Thomas Jefferson Papers

Notes on the Giles Resolutions, 2 March 1793

Notes on the Giles Resolutions

Mar. 2. 1793. See the papers of this date, Mr. Giles’s resolutions. He and one or two others were sanguine enough to believe that the palpableness of these resolutions rendered it impossible the house could reject them. Those who knew the composition of the house 1. of bank directors. 2. holders of bank stock. 3. stock jobbers. 4 blind devotees. 5 ignorant persons who did not comprehend them. 6. lazy and1 good humored persons, who comprehended and acknoleged them, yet were too lazy to examine, or2 unwilling to pronounce censure. The persons who knew these characters foresaw that the 3. first descriptions3 making ⅓ of the house, the 3. latter would make ½ of the residue, and of course that they would be rejected by a majority of 2. to 1. but they thought that even this rejection would do good, by shewing the public the desperate and abandoned dispositions with which their affairs were entrusted. The resolutions were proposed, and nothing spared to present them in the fullness of demonstration. There were not more than 3. or 4.4 who voted otherwise than had been expected.


It is known that Murray of Maryld. deals in paper.5

MS (DLC); entirely in TJ’s hand; written with “Anas” entries for 23 and 25 Mch. 1793 on the other side of a sheet bearing “Anas” entries for 30 and 31 Mch. 1793. Recorded in SJPL under 2 Mch. 1793, where it is listed between entries of 25 and 30 Mch. 1793 as “Notes on Giles’s resolns concerng. [T]reasury.” Included in the “Anas.” The line TJ drew underneath the first section raises the possibility that the sentence he wrote about Congressman William Vans Murray and the sentence he later canceled (see note 5 below) were added at a later date.
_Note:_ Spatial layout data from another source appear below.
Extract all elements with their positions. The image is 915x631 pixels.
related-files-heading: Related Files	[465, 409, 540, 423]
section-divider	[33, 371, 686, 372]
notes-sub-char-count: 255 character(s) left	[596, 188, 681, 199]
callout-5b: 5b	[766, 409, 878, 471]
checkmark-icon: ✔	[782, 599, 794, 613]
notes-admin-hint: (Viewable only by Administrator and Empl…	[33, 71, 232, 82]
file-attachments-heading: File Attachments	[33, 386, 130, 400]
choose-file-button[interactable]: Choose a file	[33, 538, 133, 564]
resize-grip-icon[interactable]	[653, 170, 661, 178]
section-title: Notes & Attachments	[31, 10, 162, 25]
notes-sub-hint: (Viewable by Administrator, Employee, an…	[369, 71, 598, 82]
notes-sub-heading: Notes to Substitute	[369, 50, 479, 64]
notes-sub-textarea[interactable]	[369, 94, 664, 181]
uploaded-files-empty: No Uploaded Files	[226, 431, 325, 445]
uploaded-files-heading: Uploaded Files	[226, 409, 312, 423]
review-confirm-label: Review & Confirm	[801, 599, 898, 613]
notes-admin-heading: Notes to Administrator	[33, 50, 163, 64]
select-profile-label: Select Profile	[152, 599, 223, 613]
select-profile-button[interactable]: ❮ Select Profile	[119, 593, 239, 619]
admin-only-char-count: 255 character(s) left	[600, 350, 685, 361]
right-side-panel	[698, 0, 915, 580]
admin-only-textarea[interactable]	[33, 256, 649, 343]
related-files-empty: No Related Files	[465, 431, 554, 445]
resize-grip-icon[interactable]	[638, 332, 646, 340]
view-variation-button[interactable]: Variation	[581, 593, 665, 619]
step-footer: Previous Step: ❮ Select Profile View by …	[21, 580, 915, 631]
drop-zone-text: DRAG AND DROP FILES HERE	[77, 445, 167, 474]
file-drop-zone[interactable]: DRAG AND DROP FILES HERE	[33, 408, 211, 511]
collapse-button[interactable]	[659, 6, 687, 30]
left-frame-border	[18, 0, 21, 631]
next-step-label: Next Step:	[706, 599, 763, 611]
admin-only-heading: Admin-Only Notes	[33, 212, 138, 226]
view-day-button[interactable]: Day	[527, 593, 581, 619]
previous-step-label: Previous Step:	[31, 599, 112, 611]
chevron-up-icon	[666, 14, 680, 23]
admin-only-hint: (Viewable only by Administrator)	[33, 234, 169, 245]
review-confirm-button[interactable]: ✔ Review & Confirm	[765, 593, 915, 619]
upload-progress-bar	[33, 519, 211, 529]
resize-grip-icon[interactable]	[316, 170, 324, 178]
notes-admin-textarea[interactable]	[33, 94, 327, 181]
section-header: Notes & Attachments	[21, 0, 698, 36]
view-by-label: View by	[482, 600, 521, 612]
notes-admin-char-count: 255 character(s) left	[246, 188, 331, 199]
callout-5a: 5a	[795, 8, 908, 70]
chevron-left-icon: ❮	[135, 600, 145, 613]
In any event, the shade of ink in both sections is similar and suggests that TJ set them both down sometime between 2 and 23 Mch. 1793, when he compiled a list of stockholders in Congress. The canceled sentence very likely relates to revisions TJ made to that list.

1Preceding two words interlined.

2Preceding five words interlined.

3TJ here canceled “taking.”

4TJ here canceled “votes.”

5At this point, possibly at a later date, TJ canceled a sentence so heavily as to render it illegible.